Genel Kurul toplantısının yanında ayrıca INTERPOL'ün en üst organı olan İcra Komitesi toplantıları da İstanbul'da düzenlenecek. Suç makinesi ve işkenceci olarak bilinen Birleşik Arap Emirlikleri'nin üst düzey güvenlik şefi olan Ahmed Nasır el-Raisi'nin ülkesi tarafından INTERPOL'E başkan adayı olarak gösterilmesi tepkilere neden olmuşken bu kez de Çin Merkezi Emniyeti Uluslararası İş Birliği Dairesi Başkan Yardımcısı Hu Bin Chen'in Kurul Başkanlığına aday göstertilmesi yeni tartışmalara yol açtı.
"Hu Bin Chen'in aday göstertilmesi uluslararası arenada büyük endişe uyandırmaktadır "
Yapılacak seçim ile ilgili 20'den fazla STK'nın imzasıyla Uluslararası Doğu Türkistan STK'lar Birliği tarafından yapılan yazılı açıklamada, "Bu seçimde Çin Merkezi Emniyeti Uluslararası İş Birliği Dairesi Başkan Yardımcısı Hu Bin Chen'in Çin tarafından Kurul Başkanlığına aday göstertilmesi, uluslararası arenada büyük endişe uyandırmaktadır. INTERPOL’ÜN uluslararası düzeyde hukuk ve adaletin inşası için hizmet etmek, suçluların cezalandırılması için evrensel iş birliğini geliştirmek gibi amaçları bulunmaktadır. Kuruluşundan bu yana takdir edilecek kazanımlar sağlayan ve aynı zamanda yaptırım gücüne sahip olan böyle önemli bir uluslararası kuruluşun asıl misyonuna sadık kalabilmesi için çok dikkatli ilerlenmesi gerekmektedir." denildi.

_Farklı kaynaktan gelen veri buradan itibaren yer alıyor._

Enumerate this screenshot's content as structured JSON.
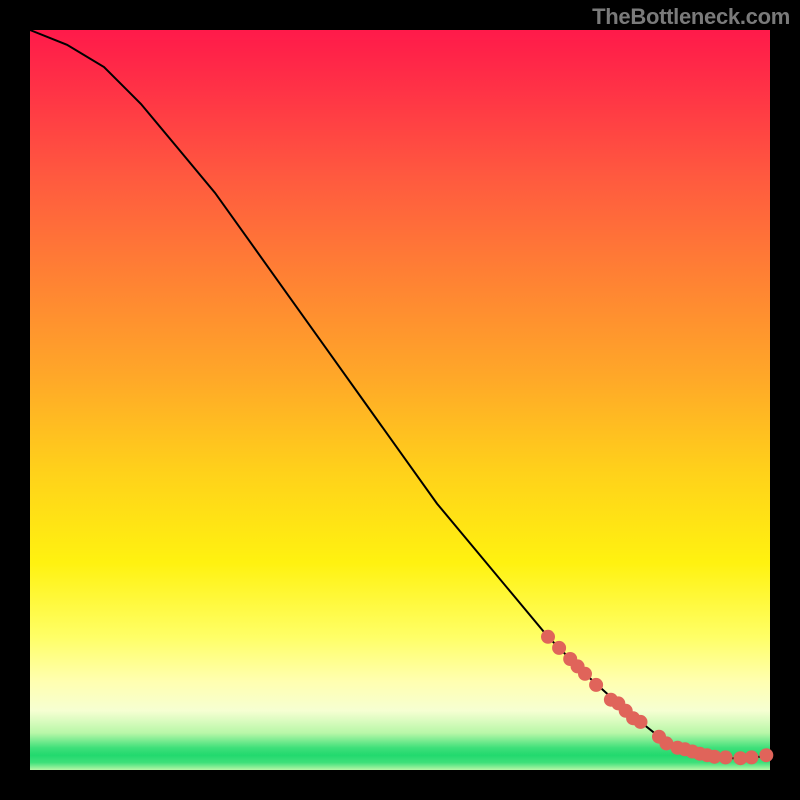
{
  "watermark": "TheBottleneck.com",
  "chart_data": {
    "type": "line",
    "title": "",
    "xlabel": "",
    "ylabel": "",
    "xlim": [
      0,
      100
    ],
    "ylim": [
      0,
      100
    ],
    "grid": false,
    "series": [
      {
        "name": "curve",
        "x": [
          0,
          5,
          10,
          15,
          20,
          25,
          30,
          35,
          40,
          45,
          50,
          55,
          60,
          65,
          70,
          75,
          80,
          85,
          88,
          90,
          92,
          94,
          96,
          98,
          100
        ],
        "y": [
          100,
          98,
          95,
          90,
          84,
          78,
          71,
          64,
          57,
          50,
          43,
          36,
          30,
          24,
          18,
          13,
          8.5,
          4.5,
          2.8,
          2.0,
          1.7,
          1.6,
          1.6,
          1.7,
          2.0
        ]
      }
    ],
    "markers": {
      "name": "highlighted-points",
      "color": "#e0645a",
      "x": [
        70,
        71.5,
        73,
        74,
        75,
        76.5,
        78.5,
        79.5,
        80.5,
        81.5,
        82.5,
        85,
        86,
        87.5,
        88.5,
        89.5,
        90.5,
        91.5,
        92.5,
        94,
        96,
        97.5,
        99.5
      ],
      "y": [
        18,
        16.5,
        15,
        14,
        13,
        11.5,
        9.5,
        9,
        8,
        7,
        6.5,
        4.5,
        3.6,
        3,
        2.8,
        2.5,
        2.2,
        2.0,
        1.8,
        1.7,
        1.6,
        1.7,
        2.0
      ]
    },
    "gradient_bands": [
      {
        "pos": 0.0,
        "color": "#ff1a4a"
      },
      {
        "pos": 0.2,
        "color": "#ff5a3f"
      },
      {
        "pos": 0.47,
        "color": "#ffa828"
      },
      {
        "pos": 0.72,
        "color": "#fff210"
      },
      {
        "pos": 0.92,
        "color": "#f6ffd2"
      },
      {
        "pos": 0.97,
        "color": "#22d96e"
      },
      {
        "pos": 1.0,
        "color": "#b8f7a8"
      }
    ]
  }
}
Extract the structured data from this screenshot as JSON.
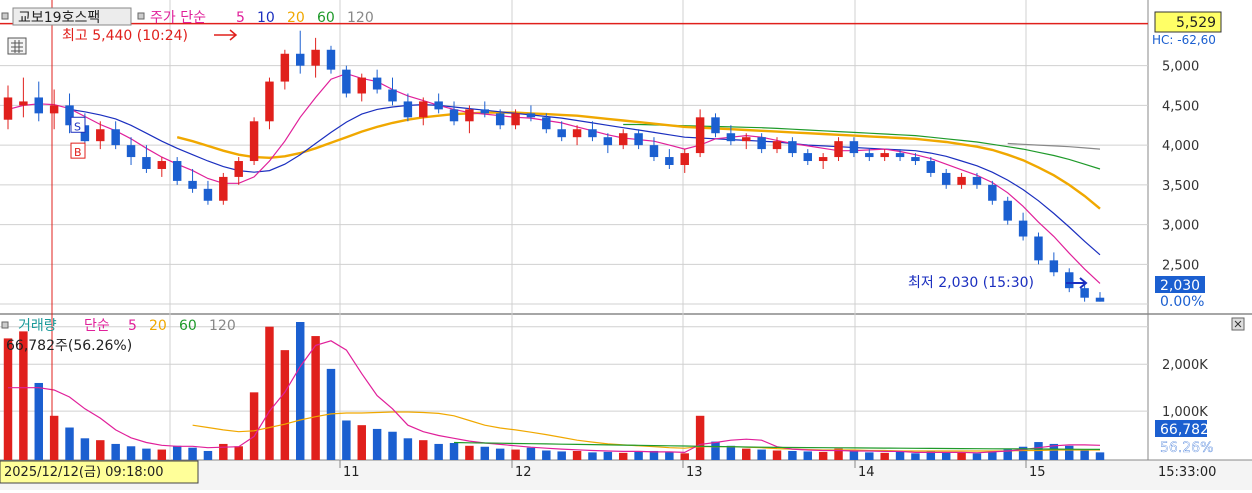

"Söz konusu aday INTERPOL'ün itibarını uluslararası arenada zedeler"
Çin'in yayılmacı politikalarının bir parçası olarak, uluslararası düzen ve barışı inşa etmek amacıyla kurulan kuruluşlarda etkisini arttırarak, bu kuruluşları evrensel değerler, insan hakları, demokrasi ve özgürlüğe aykırı kendi icraatları için kullanmayı hedeflediği belirtilen açıklamada, "INTERPOL'ün bir önceki Çinli Başkanı'nın görevdeyken, gizemli bir şekilde tutuklanması ve Interpol’ün işleyişine aksaklık getirilmesi de Çin devletinin uluslararası kuruluşlara olan bakış açısı ve tutumunu sergilemektedir. Son 20 yılda, Çin'in talebi üzerine ilan edilen kırmızı bülten 10 katı artmıştır. Çin rejimine karşı fikir beyan edenler, Çin tarafından işgal ve soykırıma maruz kalan Doğu Türkistanlı ve diğer şahıs ve tüzel kişilikler terör bahanesiyle kırmızı bülten ile aranmıştır. Yine bu insanlar tutuklanmış, gittiği ülkelerden sınır dışı edilmiş, hac ibadetleri, ticaret ve diğer faaliyetleri engellenmiştir. Birkaç ay önce Fas'ta tutuklanan İdris Hasan, haksız ve usulsüz INTERPOL kırmızı bülteni ile zorluklara maruz bırakılmıştır. Bu sayılanlar gibi olaylar göz önünde bulundurulursa, Çin adayının INTERPOL için zararlı olduğu ve INTERPOL'ün uluslararası arenada temsil ettiği itibar ve güvenin yok edilmesine yol açacağı açık ve net bir sonuçtur." ifadelerine yer verildi.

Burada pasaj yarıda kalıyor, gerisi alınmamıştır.